Frederick Superintendent Terry Alban is taking the brunt of the blame from the local teachers’ union, which has voted no confidence in her. Alban earned their ire by deciding to go ahead with a hybrid learning model beginning on Feb. 16, with teachers returning to buildings today, Jan. 27. She had delayed the model for two weeks but decided now was the right time to go forward.
The union said the school system is requiring teachers to return before health and safety measures have been met and before vaccinations of educators have begun.
"This is putting educators and our students at much higher risk of contracting and spreading COVID-19 than is necessary," the statement said.
Frederick County reported 67 new cases of COVID-19 on Monday and the positivity rate was 7.6 percent. State guidance from last summer said the rate should be less than 5 percent and new cases fewer than 15 per 100,000 residents -- both marks we haven't hit.
More troubling, Alban decided to go ahead without reaching a new Memorandum of Understanding with the union on working conditions. Since the health crisis began in March, the administration and union have regularly come to such agreements on rules.
Alban should have talked to the union and agreed with a plan before announcing a start date for hybrid education.
Teachers have legitimate concerns about being exposed to the virus by returning to the classroom. Teachers range in age from their 20s to their 60s, and they have varying degrees of vulnerability to the virus.
Ordering older teachers to return to classroom without being vaccinated is thoughtless and possibly reckless.

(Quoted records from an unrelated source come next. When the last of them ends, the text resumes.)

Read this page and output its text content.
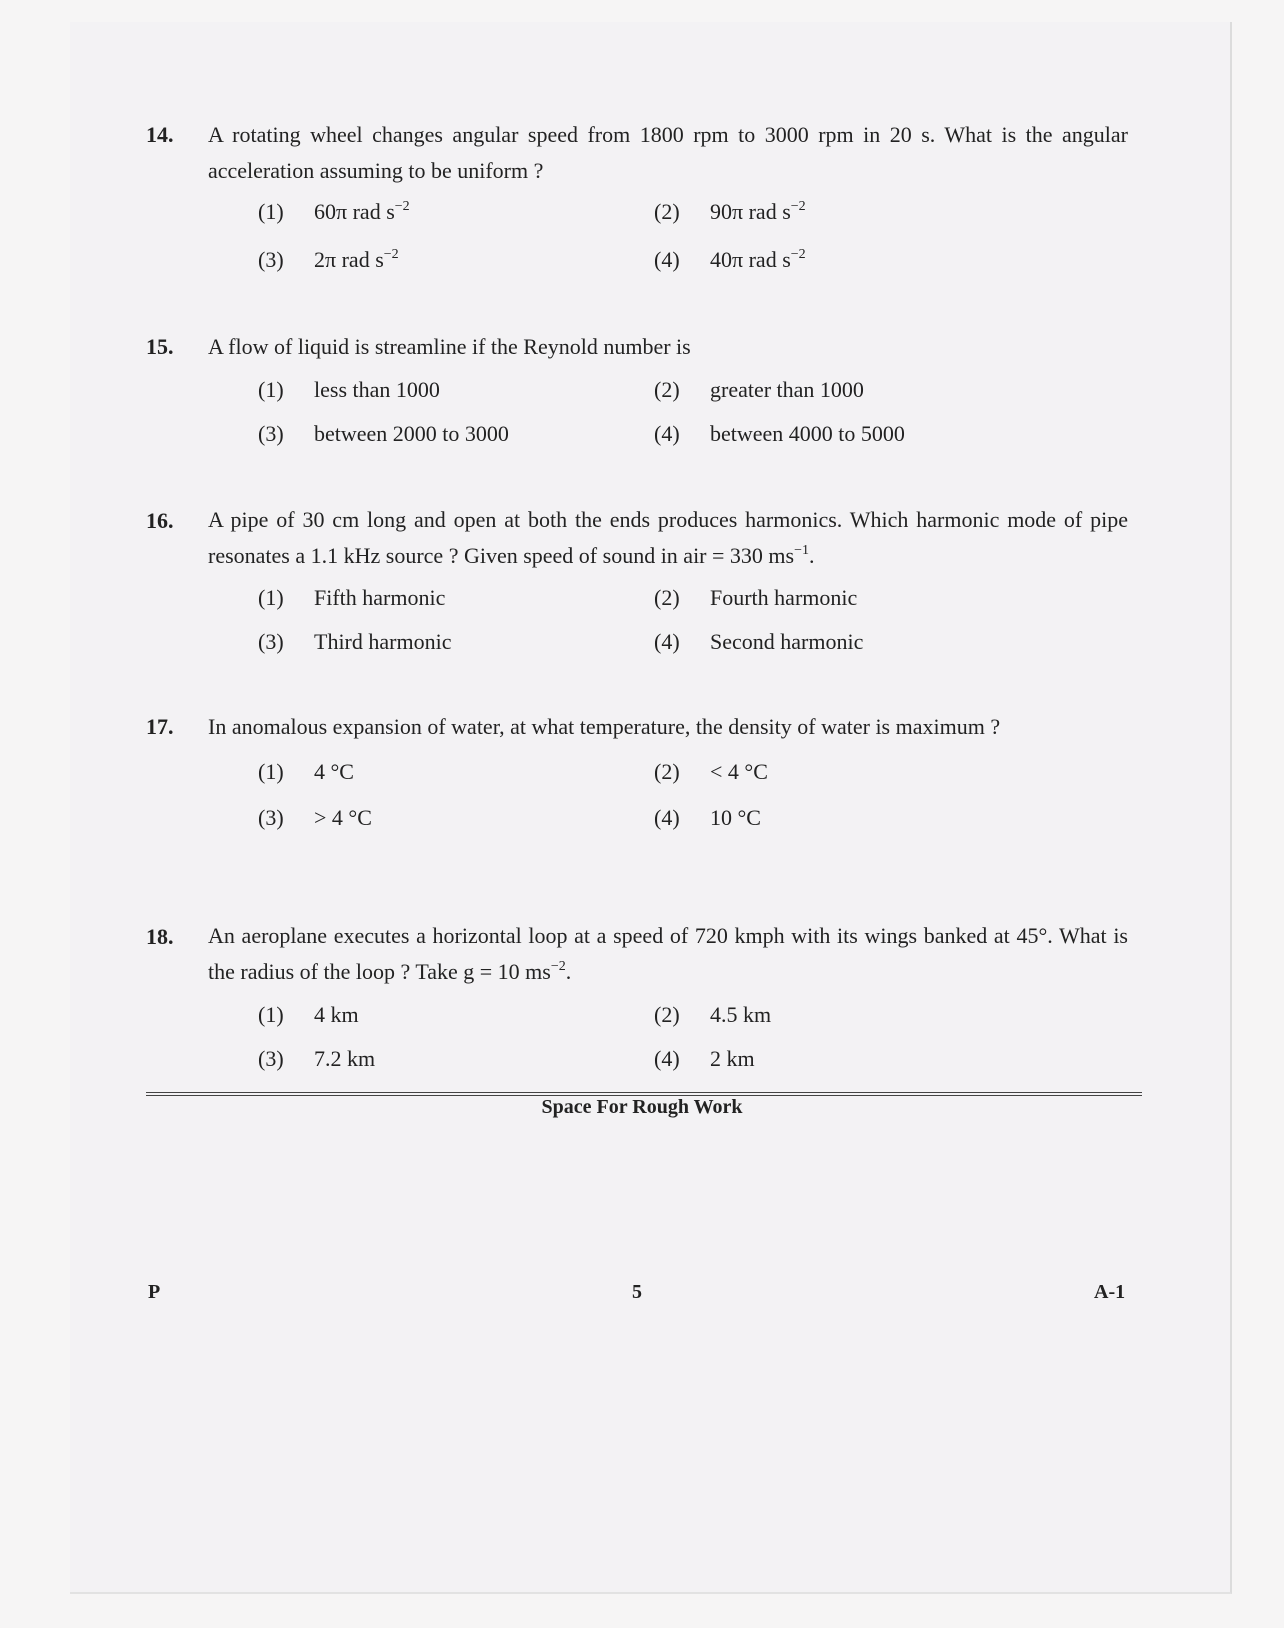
14. A rotating wheel changes angular speed from 1800 rpm to 3000 rpm in 20 s. What is the angular acceleration assuming to be uniform ?
(1) 60π rad $s^{-2}$	(2) 90π rad $s^{-2}$
(3) 2π rad $s^{-2}$	(4) 40π rad $s^{-2}$
15. A flow of liquid is streamline if the Reynold number is
(1) less than 1000	(2) greater than 1000
(3) between 2000 to 3000	(4) between 4000 to 5000
16. A pipe of 30 cm long and open at both the ends produces harmonics. Which harmonic mode of pipe resonates a 1.1 kHz source ? Given speed of sound in air = 330 $ms^{-1}$.
(1) Fifth harmonic	(2) Fourth harmonic
(3) Third harmonic	(4) Second harmonic
17. In anomalous expansion of water, at what temperature, the density of water is maximum ?
(1) 4 °C	(2) < 4 °C
(3) > 4 °C	(4) 10 °C
18. An aeroplane executes a horizontal loop at a speed of 720 kmph with its wings banked at 45°. What is the radius of the loop ? Take g = 10 $ms^{-2}$.
(1) 4 km	(2) 4.5 km
(3) 7.2 km	(4) 2 km
Space For Rough Work
P	5	A-1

As the union said: "Working with [the union] to resolve all outstanding issues before educators are required to return to buildings is not a high burden to meet."
On the other side of the issue, we know that children need to get back to school as soon as possible. Virtual instruction is not ideal for a large portion of the children, and the isolation of being kept at home has been devastating on some.
The ideal situation, union members say, would be to delay the hybrid model until a majority of teachers are able to get vaccinated. Maryland has placed K-12 educators in vaccination group 1B, which was supposed to begin last week in Frederick County. However, due to limited supply of the vaccine, the county is currently only vaccinating individuals in group 1A and those over the age of 75.
On a side issue, the no-confidence vote revealed a fissure on the school board as well. The board issued a statement saying: "A majority of the board agrees with Dr. Alban’s plan,” but one member, Liz Barrett, said the statement issued was not circulated for review.
"I object to this continued lack of transparency that hurts public trust and ultimately our kids," Barrett wrote.
OK, everyone needs to calm down and take a step back from the battle lines.
We all want the schools to reopen as soon as is safely possible. This dispute is about what “safely possible” actually means. The board, the superintendent and the teachers all need to join together to get to a good solution, protecting educators while getting kids back to class.